翻ってまるで自己が確立されておらず、それゆえ問答無用にぶっ刺さってしまうような人にとっては、意識だけチョモランマンという悲しきモンスターを生み出してしまう、こういうある種のパラドックスを孕んだものなんです。自己言及のパラドックスならぬ自己啓発のパラドックスとでもいいましょうか。

だからこそ、若人に自己啓発ジプシーが多いわけですね。年齢だけですべてを語ることができないとはいえ、時間という万人に平等に与えられた資源をどれだけ自己の確立に割けるかどうかは、やはり大きなファクターといえますから。

市井のおっさんたちに宿る実存

『他人が幸せに見えたら深夜の松屋で牛丼を食え』という、深いんだか浅いんだかよくわからないタイトルの本があるんですけども。

内容はというと、立ち飲み屋や大衆酒場にいる市井のおっさんたちに、人生の教訓を尋ねてまとめたものです。内容自体は目新しいわけでもないし、個人的なものばかりでn=1体験談の域を出れておらず、ぶっちゃけ下世話な内容も多いです。それこそ自己啓発ジプシーのほうが、よっぽど普遍的で人生訓めいたことを言ってることでしょう。

けれども、重みがまったく違うんですね。彼ら市井のおっさんたちは、各人が各人なりに人生の酸いも甘いも経験してきています。それゆえに彼らの言葉には、たしかな実存が宿っている。

内容が正しいとか間違っているとか、そういうことじゃあないんです。たとえ内容が正しかったとしても、驚くほどぺらっぺらでまるで響かないことはあります。よくあります。それはもうしょっちゅうあります。
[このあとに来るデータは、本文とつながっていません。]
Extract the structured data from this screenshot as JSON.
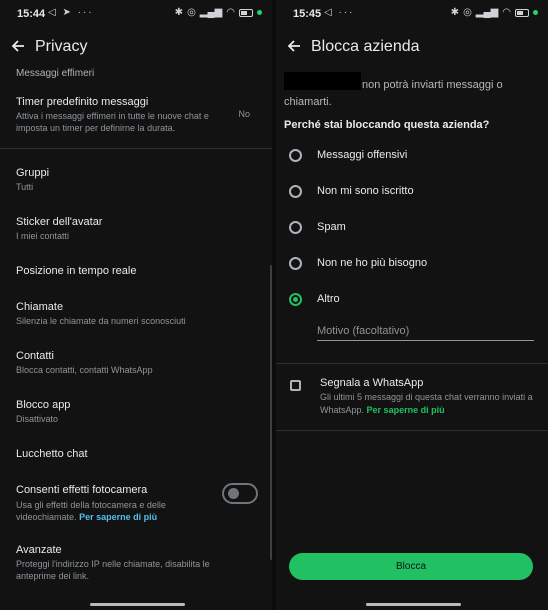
{
  "left": {
    "status": {
      "time": "15:44",
      "left_icons": "◁ ➤ ···"
    },
    "title": "Privacy",
    "section": "Messaggi effimeri",
    "timer": {
      "title": "Timer predefinito messaggi",
      "subtitle": "Attiva i messaggi effimeri in tutte le nuove chat e imposta un timer per definirne la durata.",
      "value": "No"
    },
    "items": [
      {
        "title": "Gruppi",
        "subtitle": "Tutti"
      },
      {
        "title": "Sticker dell'avatar",
        "subtitle": "I miei contatti"
      },
      {
        "title": "Posizione in tempo reale",
        "subtitle": ""
      },
      {
        "title": "Chiamate",
        "subtitle": "Silenzia le chiamate da numeri sconosciuti"
      },
      {
        "title": "Contatti",
        "subtitle": "Blocca contatti, contatti WhatsApp"
      },
      {
        "title": "Blocco app",
        "subtitle": "Disattivato"
      },
      {
        "title": "Lucchetto chat",
        "subtitle": ""
      }
    ],
    "camera": {
      "title": "Consenti effetti fotocamera",
      "subtitle": "Usa gli effetti della fotocamera e delle videochiamate.",
      "link": "Per saperne di più",
      "enabled": false
    },
    "advanced": {
      "title": "Avanzate",
      "subtitle": "Proteggi l'indirizzo IP nelle chiamate, disabilita le anteprime dei link."
    }
  },
  "right": {
    "status": {
      "time": "15:45",
      "left_icons": "◁ ···"
    },
    "title": "Blocca azienda",
    "intro_line1": "non potrà inviarti messaggi o",
    "intro_line2": "chiamarti.",
    "question": "Perché stai bloccando questa azienda?",
    "options": [
      {
        "label": "Messaggi offensivi",
        "selected": false
      },
      {
        "label": "Non mi sono iscritto",
        "selected": false
      },
      {
        "label": "Spam",
        "selected": false
      },
      {
        "label": "Non ne ho più bisogno",
        "selected": false
      },
      {
        "label": "Altro",
        "selected": true
      }
    ],
    "reason_placeholder": "Motivo (facoltativo)",
    "report": {
      "title": "Segnala a WhatsApp",
      "subtitle": "Gli ultimi 5 messaggi di questa chat verranno inviati a WhatsApp.",
      "link": "Per saperne di più",
      "checked": false
    },
    "block_button": "Blocca"
  },
  "colors": {
    "accent_green": "#21c063",
    "link_blue": "#53bdeb",
    "background": "#121212"
  }
}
自己啓発ジプシーはまさにこの典型といえるでしょう。

自己がまるで確立されていない、換言すれば実存がそこにまったく宿っていないにもかかわらず、言葉だけ内容だけ立派に取り繕っても、そんなのはすぐ見透かされます。

虫歯だらけのきったない歯をした人が教えるデンタルケアとか、見るからにだらしない体をしたデブが教えるダイエット法とか、いやそれ誰が耳を傾けるんやって話じゃないですか。理論上の正しさだけが求められる場面があるのは否定しません。それが価値をもつ文脈も中にはあるでしょう。が、しかしそんなのは現実世界のごくごく一部で、やはり多くの場面で現実をちゃんと動かそうと思うと、他者に耳を傾けてもらう必要があるわけです。

一方で彼ら市井のおっさんたちの人生訓のように、たとえ内容が間違っていたとしても、傍目にどんなにくだらない内容だったとしても、ずしんと響く場合だってある。この重みの違いがどこから生まれるかというと、そこに実存がともなっているかどうかなんですね。

強いパンチを打つためには、体重を乗せなければいけません。体重の乗ってない腕の力だけで打ったテレフォンパンチは、容易にかわすことができますし、たとえ当たっても大したダメージは受けません。

これは言葉もいっしょです。パンチのように物理的でわかりやすくないので、意識せずに言葉を吐いている人が本当に多いですが、言葉にも軽い重いはたしかにあります。

みなさんの周りにもいると思うんですよ。別にそこまで論理的でもなければ、情熱的でもないにもかかわらず、なぜか有無を言わさない説得力を放っている人が。あれはそもそもの言葉が重いんです。その重さがどこからくるかというと、パンチでいうところの体重、つまり実存が乗っているかどうかです。

じゃあその実存とやらは、どうすれば育まれるのか。これは今から語り散らかすには、あまりにも骨太なテーマなので、いずれ稿を改めて論じたいと思いますが、1つだけ重要な要素を挙げておくと、「主体的な選択」が鍵になるのは間違いありません。

人生にショートカットはありません。少なくとも本当に大事なものを得ようと思うならば。実存という真に価値ある宝物を得るためには、「主体的な選択」を地道に繰り返していくしかないのです。

実存、築いていきましょう。われわれが生きるこの人生において、それ以上に大事なことなんてないのですから。